L’unité continentale à l’épreuve des négociations
Dans la coulisse onusienne, l’homogénéité africaine n’est jamais acquise. Diversité linguistique, rivalités régionales et agendas économiques peuvent fragiliser la solidarité affichée. Conscient de cette réalité, le ministre congolais a insisté sur « l’obligation de rester unis et de parler d’une seule voix ». Ce rappel intervient à l’heure où plusieurs partenaires extérieurs cherchent à introduire des options intermédiaires, telles que l’attribution de sièges permanents sans droit de veto. Pour Brazzaville, accepter une telle solution reviendrait à avaliser une seconde injustice. À travers ses multiples consultations, le Congo milite pour une discipline de négociation stricte : aucune discussion sur l’identité des futurs titulaires de siège ne saurait précéder l’acquisition des postes. Cette méthodologie vise à neutraliser les concurrences ex ante et à maximiser la force de frappe diplomatique du continent.

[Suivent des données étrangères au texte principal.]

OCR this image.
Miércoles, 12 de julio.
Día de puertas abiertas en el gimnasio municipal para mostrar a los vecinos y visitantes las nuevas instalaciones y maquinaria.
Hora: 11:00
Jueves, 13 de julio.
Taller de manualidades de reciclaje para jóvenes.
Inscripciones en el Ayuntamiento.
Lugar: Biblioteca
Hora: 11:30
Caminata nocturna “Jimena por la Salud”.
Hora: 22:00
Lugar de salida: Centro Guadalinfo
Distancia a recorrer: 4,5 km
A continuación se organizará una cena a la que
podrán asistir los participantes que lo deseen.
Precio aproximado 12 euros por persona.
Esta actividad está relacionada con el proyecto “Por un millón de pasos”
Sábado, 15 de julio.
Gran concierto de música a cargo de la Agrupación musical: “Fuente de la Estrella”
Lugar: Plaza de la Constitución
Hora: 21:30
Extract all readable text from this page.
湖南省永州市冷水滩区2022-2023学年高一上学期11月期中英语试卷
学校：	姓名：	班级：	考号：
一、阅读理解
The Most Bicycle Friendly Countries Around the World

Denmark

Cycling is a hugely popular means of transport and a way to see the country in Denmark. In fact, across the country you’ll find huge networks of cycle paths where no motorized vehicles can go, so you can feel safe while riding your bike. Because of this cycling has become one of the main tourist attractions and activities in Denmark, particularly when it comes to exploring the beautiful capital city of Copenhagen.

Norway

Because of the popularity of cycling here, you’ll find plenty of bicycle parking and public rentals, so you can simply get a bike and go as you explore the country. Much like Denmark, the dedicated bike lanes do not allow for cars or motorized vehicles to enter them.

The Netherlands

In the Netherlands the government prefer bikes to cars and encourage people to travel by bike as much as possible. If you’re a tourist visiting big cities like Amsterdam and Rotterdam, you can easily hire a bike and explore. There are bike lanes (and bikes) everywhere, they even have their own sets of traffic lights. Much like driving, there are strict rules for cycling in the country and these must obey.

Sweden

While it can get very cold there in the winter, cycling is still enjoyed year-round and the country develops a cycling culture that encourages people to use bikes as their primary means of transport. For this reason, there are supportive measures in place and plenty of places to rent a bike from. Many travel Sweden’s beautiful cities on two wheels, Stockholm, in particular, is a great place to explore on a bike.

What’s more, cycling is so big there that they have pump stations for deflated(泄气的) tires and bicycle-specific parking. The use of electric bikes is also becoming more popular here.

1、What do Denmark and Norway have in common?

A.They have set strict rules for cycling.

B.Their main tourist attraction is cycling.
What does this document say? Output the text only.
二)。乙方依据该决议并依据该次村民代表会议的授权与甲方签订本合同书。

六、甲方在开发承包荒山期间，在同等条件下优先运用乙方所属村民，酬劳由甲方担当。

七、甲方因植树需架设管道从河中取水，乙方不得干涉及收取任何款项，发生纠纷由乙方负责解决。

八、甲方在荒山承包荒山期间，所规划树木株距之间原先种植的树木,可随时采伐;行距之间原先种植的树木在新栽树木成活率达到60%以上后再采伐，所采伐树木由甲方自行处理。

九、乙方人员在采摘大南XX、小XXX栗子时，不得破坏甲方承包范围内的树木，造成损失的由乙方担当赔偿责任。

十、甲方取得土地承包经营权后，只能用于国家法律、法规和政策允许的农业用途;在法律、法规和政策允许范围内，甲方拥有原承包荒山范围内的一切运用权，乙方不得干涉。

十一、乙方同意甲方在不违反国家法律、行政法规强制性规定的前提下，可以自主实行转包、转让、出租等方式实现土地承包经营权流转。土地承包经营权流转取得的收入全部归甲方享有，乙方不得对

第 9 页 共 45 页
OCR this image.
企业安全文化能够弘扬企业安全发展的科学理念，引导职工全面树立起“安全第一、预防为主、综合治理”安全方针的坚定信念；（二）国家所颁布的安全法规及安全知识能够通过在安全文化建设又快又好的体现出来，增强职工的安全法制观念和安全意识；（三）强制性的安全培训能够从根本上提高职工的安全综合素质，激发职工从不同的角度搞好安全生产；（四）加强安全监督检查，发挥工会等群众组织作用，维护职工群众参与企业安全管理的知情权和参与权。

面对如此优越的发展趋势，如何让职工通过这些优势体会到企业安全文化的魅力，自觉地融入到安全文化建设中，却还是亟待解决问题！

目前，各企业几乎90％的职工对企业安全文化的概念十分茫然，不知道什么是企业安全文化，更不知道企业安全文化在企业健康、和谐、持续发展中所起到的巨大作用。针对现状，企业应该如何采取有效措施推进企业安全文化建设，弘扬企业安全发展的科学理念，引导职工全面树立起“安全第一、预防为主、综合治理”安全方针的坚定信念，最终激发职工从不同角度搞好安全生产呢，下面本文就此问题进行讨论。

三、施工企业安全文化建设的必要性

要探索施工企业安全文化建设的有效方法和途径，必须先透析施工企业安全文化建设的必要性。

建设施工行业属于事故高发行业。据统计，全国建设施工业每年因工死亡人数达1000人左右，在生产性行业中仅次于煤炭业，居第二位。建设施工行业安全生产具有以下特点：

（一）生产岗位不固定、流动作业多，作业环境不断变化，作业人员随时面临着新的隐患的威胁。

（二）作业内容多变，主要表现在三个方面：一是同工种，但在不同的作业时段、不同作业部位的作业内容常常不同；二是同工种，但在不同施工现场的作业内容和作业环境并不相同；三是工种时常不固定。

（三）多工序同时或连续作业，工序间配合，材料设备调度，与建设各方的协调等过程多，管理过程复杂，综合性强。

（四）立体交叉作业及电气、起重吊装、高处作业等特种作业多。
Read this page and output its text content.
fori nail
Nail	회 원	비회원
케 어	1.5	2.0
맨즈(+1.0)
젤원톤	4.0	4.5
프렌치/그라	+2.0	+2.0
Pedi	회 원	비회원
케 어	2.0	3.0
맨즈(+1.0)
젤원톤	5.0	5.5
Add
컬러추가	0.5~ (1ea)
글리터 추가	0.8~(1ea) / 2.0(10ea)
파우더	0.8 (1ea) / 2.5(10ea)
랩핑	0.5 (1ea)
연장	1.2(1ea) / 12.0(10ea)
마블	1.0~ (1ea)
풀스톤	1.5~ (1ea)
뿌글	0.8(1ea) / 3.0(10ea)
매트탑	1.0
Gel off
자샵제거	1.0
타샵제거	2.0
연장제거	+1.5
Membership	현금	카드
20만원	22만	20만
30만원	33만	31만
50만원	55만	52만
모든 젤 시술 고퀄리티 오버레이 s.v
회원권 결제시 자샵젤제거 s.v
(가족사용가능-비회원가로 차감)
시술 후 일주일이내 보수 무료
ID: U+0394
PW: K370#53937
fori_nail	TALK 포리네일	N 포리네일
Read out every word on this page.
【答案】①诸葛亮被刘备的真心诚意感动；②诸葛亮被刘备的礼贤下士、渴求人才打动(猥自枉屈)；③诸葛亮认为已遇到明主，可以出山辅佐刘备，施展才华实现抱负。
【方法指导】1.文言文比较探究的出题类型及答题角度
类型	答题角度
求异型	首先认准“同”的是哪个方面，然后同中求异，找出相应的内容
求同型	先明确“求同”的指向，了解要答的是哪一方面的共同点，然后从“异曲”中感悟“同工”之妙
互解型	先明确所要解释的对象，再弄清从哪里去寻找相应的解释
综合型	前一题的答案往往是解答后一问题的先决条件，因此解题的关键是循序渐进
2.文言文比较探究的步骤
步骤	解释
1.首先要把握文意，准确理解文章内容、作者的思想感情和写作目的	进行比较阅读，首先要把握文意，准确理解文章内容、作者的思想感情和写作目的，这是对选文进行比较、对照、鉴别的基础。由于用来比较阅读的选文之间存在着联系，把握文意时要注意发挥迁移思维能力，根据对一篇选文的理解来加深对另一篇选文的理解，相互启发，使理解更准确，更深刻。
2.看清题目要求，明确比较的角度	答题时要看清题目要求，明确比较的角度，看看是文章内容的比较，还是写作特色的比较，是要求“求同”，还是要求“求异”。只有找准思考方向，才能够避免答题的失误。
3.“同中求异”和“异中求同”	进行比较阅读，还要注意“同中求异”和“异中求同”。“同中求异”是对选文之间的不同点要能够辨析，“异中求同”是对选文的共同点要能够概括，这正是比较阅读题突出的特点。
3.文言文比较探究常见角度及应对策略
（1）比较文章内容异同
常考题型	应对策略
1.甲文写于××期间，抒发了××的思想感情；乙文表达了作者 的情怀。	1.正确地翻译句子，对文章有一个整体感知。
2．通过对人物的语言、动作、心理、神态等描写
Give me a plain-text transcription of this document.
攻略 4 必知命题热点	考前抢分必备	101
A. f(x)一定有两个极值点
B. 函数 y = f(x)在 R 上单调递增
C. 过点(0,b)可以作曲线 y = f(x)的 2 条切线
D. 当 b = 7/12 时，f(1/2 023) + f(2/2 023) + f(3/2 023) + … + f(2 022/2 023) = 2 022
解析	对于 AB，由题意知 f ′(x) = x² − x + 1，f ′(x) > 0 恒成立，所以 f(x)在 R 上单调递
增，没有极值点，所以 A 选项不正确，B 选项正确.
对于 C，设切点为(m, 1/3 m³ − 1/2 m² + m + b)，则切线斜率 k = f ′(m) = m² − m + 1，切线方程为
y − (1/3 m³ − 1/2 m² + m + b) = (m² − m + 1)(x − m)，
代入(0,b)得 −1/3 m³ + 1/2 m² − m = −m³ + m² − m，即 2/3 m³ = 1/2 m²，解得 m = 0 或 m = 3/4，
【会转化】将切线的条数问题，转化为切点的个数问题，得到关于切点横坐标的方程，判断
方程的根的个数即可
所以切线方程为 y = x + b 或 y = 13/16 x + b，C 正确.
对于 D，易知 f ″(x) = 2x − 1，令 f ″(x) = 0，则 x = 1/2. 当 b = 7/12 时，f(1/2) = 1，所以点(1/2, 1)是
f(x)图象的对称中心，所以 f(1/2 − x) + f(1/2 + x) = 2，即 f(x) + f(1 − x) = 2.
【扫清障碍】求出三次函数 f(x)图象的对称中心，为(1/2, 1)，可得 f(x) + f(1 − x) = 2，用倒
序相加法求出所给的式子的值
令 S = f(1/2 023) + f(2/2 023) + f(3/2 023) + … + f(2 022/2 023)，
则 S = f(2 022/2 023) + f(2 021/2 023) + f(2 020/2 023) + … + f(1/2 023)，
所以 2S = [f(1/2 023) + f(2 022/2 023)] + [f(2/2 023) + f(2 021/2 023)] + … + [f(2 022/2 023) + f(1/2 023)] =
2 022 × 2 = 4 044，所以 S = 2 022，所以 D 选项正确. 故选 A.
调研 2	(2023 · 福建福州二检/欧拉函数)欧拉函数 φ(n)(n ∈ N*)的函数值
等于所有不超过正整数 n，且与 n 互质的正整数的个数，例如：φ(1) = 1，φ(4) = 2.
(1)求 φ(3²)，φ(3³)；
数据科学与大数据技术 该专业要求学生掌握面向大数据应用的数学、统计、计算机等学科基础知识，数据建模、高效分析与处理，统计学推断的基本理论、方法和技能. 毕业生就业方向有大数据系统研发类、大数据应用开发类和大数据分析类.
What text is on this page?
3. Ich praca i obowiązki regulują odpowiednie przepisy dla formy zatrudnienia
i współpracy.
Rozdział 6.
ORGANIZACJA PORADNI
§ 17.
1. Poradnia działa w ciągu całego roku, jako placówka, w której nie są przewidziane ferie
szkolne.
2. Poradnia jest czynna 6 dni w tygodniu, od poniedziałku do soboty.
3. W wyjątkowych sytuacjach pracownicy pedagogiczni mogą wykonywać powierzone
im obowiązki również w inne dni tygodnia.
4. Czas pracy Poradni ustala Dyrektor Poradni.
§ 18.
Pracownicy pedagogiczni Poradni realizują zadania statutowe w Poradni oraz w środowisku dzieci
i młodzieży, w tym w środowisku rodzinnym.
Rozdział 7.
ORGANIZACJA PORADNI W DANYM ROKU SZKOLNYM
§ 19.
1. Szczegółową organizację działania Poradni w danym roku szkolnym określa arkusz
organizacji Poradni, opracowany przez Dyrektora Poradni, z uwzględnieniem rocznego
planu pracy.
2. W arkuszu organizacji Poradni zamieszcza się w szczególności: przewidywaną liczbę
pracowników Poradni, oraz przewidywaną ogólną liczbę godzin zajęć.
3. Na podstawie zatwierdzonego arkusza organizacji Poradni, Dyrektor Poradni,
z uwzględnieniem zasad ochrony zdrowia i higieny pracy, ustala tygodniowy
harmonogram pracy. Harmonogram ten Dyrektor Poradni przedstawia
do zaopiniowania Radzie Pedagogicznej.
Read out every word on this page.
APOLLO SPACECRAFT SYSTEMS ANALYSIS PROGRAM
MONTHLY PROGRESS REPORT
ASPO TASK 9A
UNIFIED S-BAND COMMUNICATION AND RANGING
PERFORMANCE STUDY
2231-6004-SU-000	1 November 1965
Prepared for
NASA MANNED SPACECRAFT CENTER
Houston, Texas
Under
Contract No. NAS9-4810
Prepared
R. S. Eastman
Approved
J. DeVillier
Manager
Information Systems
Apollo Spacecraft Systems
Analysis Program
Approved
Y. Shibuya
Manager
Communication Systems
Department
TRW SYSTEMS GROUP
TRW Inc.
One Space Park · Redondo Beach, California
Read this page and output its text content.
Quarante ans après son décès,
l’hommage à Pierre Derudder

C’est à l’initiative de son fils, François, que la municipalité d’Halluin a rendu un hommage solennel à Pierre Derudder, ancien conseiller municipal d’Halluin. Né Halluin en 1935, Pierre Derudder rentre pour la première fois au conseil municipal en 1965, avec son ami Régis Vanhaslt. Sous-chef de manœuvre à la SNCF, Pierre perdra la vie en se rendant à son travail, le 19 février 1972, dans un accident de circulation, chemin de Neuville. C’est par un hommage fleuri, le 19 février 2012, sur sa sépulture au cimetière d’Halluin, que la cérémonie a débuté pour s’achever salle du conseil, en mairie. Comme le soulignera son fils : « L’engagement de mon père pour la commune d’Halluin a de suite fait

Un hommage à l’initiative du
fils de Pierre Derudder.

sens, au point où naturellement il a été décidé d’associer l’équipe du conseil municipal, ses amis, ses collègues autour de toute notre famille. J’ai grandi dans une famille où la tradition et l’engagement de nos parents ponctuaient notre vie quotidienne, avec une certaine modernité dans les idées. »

Une fenêtre d’opportunité à New York
Le contexte international, marqué par la rivalité stratégique entre grandes puissances et la quête de légitimité du système multilatéral, offre paradoxalement une marge de manœuvre. De Washington à Beijing, l’idée d’élargir le Conseil de sécurité fait son chemin, même si les modalités restent âprement débattues. Les diplomates congolais misent sur un calendrier synchronisé : profiter de la 79ᵉ Assemblée générale et de la présidence tournante du Conseil pour remettre la réforme à l’agenda politique de haut niveau. Des sources onusiennes indiquent que la crédibilité d’un texte africain unifié pourrait devenir un argument décisif, tant l’ONU cherche à démontrer sa pertinence face aux crises contemporaines. Dans cette dynamique, la réputation du Congo en matière de gestion pacifique des différends régionaux constitue un atout, renforçant la valeur ajoutée symbolique de sa plaidoirie.
Vers un multilatéralisme refondé ou un statu quo prolongé ?
Observateurs et chancelleries s’accordent pour dire que la réforme du Conseil de sécurité représente un test majeur pour la crédibilité de l’ordre international. En remettant à l’avant-scène la notion d’équité, Brazzaville met en lumière une tension fondamentale : sans progrès tangible, l’écart entre la composition de l’organe et la réalité démographique du monde ne fera que s’accentuer. Le ministre Denis Christel Sassou Nguesso se montre prudemment optimiste : « Nous ne manquons ni d’arguments, ni de constance ; restons rassemblés et le moment politique se dessinera. » L’approche reflète la tradition congolaise de diplomatie patiente, attachée à la construction d’une solution négociée plutôt qu’à la confrontation. Dans l’attente des prochains cycles de pourparlers, Brazzaville continue de baliser la voie d’une représentation africaine pleine et entière, convaincue qu’un Conseil de sécurité élargi, plus représentatif et plus légitime, servirait les intérêts de l’Afrique autant que ceux de la communauté internationale dans son ensemble.